Decreased Parathyroid Hormone, Activated Vitamin D and Serum Calcium

Parathyroid hormone (PTH) is responsible for calcium release from the bone and activation of vitamin D in the kidney. Activated vitamin D, called D1/25, in turn stimulates GI track for proper calcium absorption. Reduced quantity or quality of PTH can lead to hypocalcemia.

This original retrospective study from University of Maryland shows that supplementation with pre-hormone vitamin D2 (high dose) protects the patient from hypocalcemia more than activated-hormone Calcitriol, without causing hypercalcemia, renal injury or kidney stones.

It is important to note that study subjects must have had partial PTH deficiency in order to respond to D2 better than Calcitriol; or perhaps, D2 is converted to D1/25 via other non-PTH-dependent pathways.


Hypocalcemia ~ low calcium in the blood

Hypercalcemia ~ high calcium in the blood

Skin or Diet: Pre-hormone Vitamin D ~ D2 ~ Ergocalciferol ~ D3 ~ Cholecalciferol

Liver: Intermediate pre-hormone ~ storage pre-hormone ~ D25

Kidney: Activated Vitamin D ~ D1/25 ~ Calcitriol


Also see:

Vitamin D alternative in severe GI malabsorption

J  C  E  M

Retrospective Study

May 2017


Options for chronic treatment of hypoparathyroidism include calcitriol, recombinant human parathyroid hormone, and high-dose vitamin D (D2). D2 is used in a minority of patients because of fear of prolonged hypercalcemia and renal toxicity. There is a paucity of recent data about D2 use in hypoparathyroidism.


Compare renal function, hypercalcemia, and hypocalcemia in patients with hypoparathyroidism treated chronically with either D2 (D2 group) or calcitriol


A retrospective study of patients with hypoparathyroidism treated at the University of Maryland Hospital. Participants were identified by a billing record search with diagnosis confirmed by chart review. Thirty patients were identified; 16 were treated chronically with D2, 14 with calcitriol. Data were extracted from medical records.


Serum creatinine and calcium, hospitalizations, and emergency department (ED) visits for hypercalcemia and hypocalcemia.
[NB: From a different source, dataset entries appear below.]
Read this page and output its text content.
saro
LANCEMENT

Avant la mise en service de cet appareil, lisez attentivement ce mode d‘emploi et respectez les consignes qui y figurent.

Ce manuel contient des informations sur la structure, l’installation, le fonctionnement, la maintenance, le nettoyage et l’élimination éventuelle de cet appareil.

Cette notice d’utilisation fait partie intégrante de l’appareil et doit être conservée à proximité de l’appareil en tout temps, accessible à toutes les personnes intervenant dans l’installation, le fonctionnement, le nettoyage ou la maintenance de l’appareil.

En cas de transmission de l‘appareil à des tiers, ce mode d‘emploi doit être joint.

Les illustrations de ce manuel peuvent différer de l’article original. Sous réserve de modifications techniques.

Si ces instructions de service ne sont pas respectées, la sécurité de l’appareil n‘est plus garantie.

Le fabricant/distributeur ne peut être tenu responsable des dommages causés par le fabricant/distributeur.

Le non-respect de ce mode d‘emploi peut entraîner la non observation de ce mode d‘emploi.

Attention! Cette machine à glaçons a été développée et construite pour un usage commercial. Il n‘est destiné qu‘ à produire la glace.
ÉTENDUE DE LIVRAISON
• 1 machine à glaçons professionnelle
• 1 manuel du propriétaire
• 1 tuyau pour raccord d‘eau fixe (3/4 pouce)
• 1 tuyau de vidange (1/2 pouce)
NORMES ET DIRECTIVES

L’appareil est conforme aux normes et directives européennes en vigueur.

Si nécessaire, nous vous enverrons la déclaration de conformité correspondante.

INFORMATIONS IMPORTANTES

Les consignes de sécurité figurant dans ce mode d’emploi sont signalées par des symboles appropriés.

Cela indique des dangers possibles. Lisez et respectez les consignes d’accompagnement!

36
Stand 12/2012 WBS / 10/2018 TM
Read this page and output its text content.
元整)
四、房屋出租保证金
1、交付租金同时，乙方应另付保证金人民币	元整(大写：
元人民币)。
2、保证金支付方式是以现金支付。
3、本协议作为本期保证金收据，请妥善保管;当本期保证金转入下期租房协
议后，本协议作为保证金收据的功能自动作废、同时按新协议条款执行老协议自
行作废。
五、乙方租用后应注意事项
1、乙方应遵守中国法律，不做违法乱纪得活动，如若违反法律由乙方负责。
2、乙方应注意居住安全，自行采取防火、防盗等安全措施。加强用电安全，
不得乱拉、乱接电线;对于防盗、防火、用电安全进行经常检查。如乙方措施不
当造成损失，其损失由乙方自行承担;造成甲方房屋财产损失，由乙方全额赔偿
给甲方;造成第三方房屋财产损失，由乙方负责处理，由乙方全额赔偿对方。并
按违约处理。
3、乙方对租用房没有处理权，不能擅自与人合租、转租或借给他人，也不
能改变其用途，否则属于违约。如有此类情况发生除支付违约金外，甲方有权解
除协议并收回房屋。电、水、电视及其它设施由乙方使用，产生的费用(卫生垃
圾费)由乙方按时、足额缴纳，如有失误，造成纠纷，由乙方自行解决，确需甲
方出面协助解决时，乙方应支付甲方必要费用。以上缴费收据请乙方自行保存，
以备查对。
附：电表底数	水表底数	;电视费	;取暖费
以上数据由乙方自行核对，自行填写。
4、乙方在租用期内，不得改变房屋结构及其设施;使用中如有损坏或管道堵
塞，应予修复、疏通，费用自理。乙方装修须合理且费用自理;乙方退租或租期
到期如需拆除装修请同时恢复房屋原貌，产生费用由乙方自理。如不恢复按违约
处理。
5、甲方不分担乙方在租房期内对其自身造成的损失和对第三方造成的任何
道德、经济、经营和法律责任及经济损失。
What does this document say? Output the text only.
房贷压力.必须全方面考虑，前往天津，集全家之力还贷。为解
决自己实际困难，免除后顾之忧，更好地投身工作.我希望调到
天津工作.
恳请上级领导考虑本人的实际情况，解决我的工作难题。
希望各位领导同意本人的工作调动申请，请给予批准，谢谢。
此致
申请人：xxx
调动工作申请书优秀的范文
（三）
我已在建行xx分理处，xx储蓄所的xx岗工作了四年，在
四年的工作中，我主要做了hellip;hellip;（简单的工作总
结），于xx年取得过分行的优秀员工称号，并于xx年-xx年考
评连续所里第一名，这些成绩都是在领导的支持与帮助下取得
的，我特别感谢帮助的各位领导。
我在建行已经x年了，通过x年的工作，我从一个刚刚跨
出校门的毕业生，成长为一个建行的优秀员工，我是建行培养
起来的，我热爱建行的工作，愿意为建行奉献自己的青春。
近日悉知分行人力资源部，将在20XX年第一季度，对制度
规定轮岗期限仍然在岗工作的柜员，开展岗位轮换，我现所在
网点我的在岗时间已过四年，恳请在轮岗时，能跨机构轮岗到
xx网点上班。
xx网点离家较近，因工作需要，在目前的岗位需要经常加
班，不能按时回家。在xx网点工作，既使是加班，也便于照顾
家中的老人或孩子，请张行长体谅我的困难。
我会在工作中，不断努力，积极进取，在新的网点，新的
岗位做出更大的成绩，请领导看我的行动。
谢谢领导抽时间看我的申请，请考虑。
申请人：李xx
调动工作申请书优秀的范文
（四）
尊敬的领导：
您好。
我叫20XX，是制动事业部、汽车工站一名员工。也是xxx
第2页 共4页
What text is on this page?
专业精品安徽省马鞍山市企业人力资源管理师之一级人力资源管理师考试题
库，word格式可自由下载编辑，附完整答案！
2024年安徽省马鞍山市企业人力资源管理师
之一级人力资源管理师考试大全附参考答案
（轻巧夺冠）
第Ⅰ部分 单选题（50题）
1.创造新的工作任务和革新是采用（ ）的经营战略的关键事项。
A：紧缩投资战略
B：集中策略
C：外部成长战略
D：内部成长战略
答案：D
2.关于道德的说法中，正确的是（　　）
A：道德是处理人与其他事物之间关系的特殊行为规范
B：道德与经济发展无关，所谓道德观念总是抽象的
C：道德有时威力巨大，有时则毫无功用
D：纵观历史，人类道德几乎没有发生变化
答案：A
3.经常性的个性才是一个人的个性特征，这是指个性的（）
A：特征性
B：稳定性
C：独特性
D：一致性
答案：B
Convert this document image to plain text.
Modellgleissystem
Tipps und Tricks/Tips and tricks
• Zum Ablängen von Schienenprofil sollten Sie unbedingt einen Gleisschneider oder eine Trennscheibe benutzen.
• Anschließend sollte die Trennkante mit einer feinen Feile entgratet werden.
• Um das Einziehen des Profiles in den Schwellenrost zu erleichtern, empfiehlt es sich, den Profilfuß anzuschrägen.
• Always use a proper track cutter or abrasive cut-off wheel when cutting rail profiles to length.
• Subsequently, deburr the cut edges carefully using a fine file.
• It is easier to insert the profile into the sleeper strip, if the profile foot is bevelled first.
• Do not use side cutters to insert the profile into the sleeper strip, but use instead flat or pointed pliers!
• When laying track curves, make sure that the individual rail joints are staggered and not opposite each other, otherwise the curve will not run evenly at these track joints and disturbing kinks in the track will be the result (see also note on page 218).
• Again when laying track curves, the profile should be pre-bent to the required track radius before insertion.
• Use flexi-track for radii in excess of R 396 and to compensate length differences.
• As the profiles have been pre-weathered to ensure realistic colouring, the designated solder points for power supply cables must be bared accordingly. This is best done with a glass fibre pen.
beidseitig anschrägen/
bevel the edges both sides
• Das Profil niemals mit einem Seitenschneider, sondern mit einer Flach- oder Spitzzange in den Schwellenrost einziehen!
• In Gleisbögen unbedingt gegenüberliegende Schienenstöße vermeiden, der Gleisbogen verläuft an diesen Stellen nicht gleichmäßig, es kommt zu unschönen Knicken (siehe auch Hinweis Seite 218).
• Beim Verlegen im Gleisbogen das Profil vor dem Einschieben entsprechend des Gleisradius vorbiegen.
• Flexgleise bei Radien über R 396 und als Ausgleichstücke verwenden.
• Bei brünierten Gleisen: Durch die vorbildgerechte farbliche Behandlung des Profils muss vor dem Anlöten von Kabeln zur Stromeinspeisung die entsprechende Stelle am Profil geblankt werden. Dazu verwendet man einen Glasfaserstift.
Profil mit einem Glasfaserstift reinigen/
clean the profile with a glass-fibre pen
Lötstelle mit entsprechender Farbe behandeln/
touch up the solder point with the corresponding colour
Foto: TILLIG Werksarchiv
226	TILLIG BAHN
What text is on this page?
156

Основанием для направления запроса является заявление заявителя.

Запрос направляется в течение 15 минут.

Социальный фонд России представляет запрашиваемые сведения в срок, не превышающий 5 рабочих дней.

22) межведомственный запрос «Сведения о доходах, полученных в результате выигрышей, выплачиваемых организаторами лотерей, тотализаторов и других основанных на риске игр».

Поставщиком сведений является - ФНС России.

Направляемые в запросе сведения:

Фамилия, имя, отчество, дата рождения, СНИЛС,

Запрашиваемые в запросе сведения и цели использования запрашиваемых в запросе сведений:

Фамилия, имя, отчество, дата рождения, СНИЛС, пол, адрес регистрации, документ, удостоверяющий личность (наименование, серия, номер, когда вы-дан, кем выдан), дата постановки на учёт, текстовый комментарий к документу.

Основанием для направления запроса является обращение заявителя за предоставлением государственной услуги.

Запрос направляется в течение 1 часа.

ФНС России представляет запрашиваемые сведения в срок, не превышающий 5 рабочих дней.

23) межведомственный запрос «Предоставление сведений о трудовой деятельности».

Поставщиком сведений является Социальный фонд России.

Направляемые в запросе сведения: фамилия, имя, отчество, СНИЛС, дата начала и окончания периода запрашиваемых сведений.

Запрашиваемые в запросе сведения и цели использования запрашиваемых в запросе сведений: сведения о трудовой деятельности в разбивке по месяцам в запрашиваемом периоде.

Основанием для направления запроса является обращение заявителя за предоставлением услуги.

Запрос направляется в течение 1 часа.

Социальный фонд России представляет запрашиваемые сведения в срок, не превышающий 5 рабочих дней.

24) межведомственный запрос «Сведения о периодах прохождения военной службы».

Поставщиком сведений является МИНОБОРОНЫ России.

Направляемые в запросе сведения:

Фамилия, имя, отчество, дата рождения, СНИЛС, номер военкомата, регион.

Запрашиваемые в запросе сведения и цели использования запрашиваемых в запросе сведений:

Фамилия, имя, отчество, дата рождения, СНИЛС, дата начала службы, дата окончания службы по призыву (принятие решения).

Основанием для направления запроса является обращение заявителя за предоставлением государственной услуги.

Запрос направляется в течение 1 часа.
D2 and calcitriol groups were similar in age (58.9 vs. 50.9 years, P = 0.28), sex, and treatment duration (17.8 vs 8.5 years, P = 0.076).

Hospitalization or ED visits for hypocalcemia occurred in none of the D2 group vs. four of 14 in the calcitriol group (P = 0.03); three in the calcitriol group had multiple ED visits.

There were no differences between D2 and calcitriol groups in hospitalizations or ED visits for hypercalcemia, serum creatinine or calcium, or kidney stones.


We found less morbidity from hypocalcemia in hypoparathyroid patients treated chronically with D2 compared with calcitriol and found no difference in renal function or morbidity from hypercalcemia. Treatment with D2 should be considered in patients with hypoparathyroidism, particularly in those who experience recurrent hypocalcemia.